To protect a nuclear program, you need conventional defense and offensive capabilities. But these capabilities have already been proven ineffective.

Again and again since October 7, Nasrallah requested permission to enter the war. And again and again, you refused. You made it clear that Hezbollah is your strategic reserve, to be activated only if Iran itself is attacked or if Iran attacks Israel directly. But when the moment came, when your core infrastructure was damaged and your doctrine collapsed, it was not there. The shield you relied on was never removed.

Hezbollah's weapons arsenal lies in ruins, buried with its commanders. Hamas is neutralized. Assad is gone. His successor chose a different path. The Gulf states are now aligning against you, not with you. Iraq opposes your grip. The region has moved on.

You are a nation of 90 million people, with an area 60 times larger than Israel's. Yet today, you are more exposed than ever.

Your proxy network, the center of your regional strategy, is now your vulnerability. Their atrocities gave us legitimacy. Their failure gave us freedom of action.

You have options. But none of them are easy. And all are far from perfect.

You can rebuild your proxies. But we will destroy them. Now we can dismantle in months what took you decades to build.

You can accelerate nuclear development. But what you build, we will likely see. What we see, we will strike. And what we strike, you will struggle to replace.

You can negotiate. But is your regime, built on resistance and ideological rigidity, capable of withstanding the compromises such a path would require?

This is not a question of tactics. This is structural reality. Nuclear programs require people, facilities, and coordination. You built yours in an analog era. Today, satellites, cyber tools, human resources, and data analysis expose what once remained hidden.

And with each passing month, the gap widens. Our knowledge deepens. Our target array expands. Your options narrow.

You still have time. But not much.

You have faced moments of restraint before. You avoided war with the United States during the 2003 Iraq War. You maintained stability even during regional upheavals. You sacrificed allies when survival demanded it.

This is one of those decisive moments.

As you contemplate your next steps, consider how we knew who your people were, what positions they held, and where they lived. As you look around the room, ask yourselves: who is truly loyal?
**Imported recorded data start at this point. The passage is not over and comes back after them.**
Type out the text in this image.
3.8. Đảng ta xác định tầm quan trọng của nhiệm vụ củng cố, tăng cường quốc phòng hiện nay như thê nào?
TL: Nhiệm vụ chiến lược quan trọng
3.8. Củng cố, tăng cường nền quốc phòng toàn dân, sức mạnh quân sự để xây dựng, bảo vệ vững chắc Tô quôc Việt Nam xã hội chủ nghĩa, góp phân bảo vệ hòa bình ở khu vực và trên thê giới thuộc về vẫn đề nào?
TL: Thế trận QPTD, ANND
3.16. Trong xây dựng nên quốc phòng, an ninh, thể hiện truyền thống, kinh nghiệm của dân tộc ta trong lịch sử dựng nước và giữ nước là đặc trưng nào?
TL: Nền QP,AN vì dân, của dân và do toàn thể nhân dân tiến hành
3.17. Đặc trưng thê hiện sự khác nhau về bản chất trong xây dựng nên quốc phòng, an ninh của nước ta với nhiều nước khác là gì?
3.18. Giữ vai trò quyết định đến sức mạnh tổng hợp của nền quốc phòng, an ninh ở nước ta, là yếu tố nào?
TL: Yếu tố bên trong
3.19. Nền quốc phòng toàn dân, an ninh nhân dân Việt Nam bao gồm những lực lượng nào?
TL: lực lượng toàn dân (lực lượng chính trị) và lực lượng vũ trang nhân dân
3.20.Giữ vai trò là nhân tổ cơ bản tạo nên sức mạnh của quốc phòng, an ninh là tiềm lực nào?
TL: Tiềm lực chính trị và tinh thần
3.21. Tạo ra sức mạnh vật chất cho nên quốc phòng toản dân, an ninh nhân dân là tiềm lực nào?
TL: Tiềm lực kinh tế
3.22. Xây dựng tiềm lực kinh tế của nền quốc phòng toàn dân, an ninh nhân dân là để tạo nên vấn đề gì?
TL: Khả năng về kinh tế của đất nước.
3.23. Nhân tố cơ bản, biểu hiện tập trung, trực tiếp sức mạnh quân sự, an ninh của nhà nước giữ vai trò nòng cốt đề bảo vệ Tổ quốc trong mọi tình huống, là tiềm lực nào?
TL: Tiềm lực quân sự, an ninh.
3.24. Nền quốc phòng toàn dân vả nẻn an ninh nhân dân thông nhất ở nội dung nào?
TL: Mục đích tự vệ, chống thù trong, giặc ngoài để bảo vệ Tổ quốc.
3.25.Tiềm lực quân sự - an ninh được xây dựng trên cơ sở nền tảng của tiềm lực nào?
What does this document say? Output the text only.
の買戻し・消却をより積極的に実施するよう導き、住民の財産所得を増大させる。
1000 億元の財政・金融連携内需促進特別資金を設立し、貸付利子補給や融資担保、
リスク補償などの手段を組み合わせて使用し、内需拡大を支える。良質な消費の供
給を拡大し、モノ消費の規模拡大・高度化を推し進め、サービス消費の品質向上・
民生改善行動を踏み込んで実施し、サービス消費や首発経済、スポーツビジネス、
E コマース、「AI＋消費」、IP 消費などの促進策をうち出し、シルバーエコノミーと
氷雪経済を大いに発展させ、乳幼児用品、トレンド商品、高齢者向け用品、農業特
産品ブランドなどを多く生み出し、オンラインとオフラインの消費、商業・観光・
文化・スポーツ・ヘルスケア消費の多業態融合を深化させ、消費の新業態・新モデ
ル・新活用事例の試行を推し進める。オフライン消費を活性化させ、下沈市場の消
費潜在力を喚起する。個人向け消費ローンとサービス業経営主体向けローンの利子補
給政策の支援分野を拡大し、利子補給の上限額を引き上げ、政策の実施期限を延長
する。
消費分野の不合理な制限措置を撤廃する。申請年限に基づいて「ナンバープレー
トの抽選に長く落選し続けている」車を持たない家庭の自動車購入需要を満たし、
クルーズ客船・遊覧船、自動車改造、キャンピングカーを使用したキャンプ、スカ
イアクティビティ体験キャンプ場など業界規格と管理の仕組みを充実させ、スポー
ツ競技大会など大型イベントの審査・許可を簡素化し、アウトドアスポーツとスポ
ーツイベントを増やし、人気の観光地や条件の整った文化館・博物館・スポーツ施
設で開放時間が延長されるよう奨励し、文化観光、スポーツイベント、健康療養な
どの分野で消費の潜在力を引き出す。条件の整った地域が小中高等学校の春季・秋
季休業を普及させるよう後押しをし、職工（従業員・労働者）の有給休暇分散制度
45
With that in mind, you must now choose:

Continue pursuing nuclear weapons, without cover, without defense, and with limited offensive capability? We will know. We will thwart it. And we will exact a heavy price.

Try to rebuild your conventional arsenal, knowing it will take decades? We will delay it, sabotage it, and dismantle it again.

Or,

Abandon your war against a small and determined nation, a thousand miles from your borders, and focus instead on the welfare and future of your people.

But if you choose wrong again, we will be there, waiting.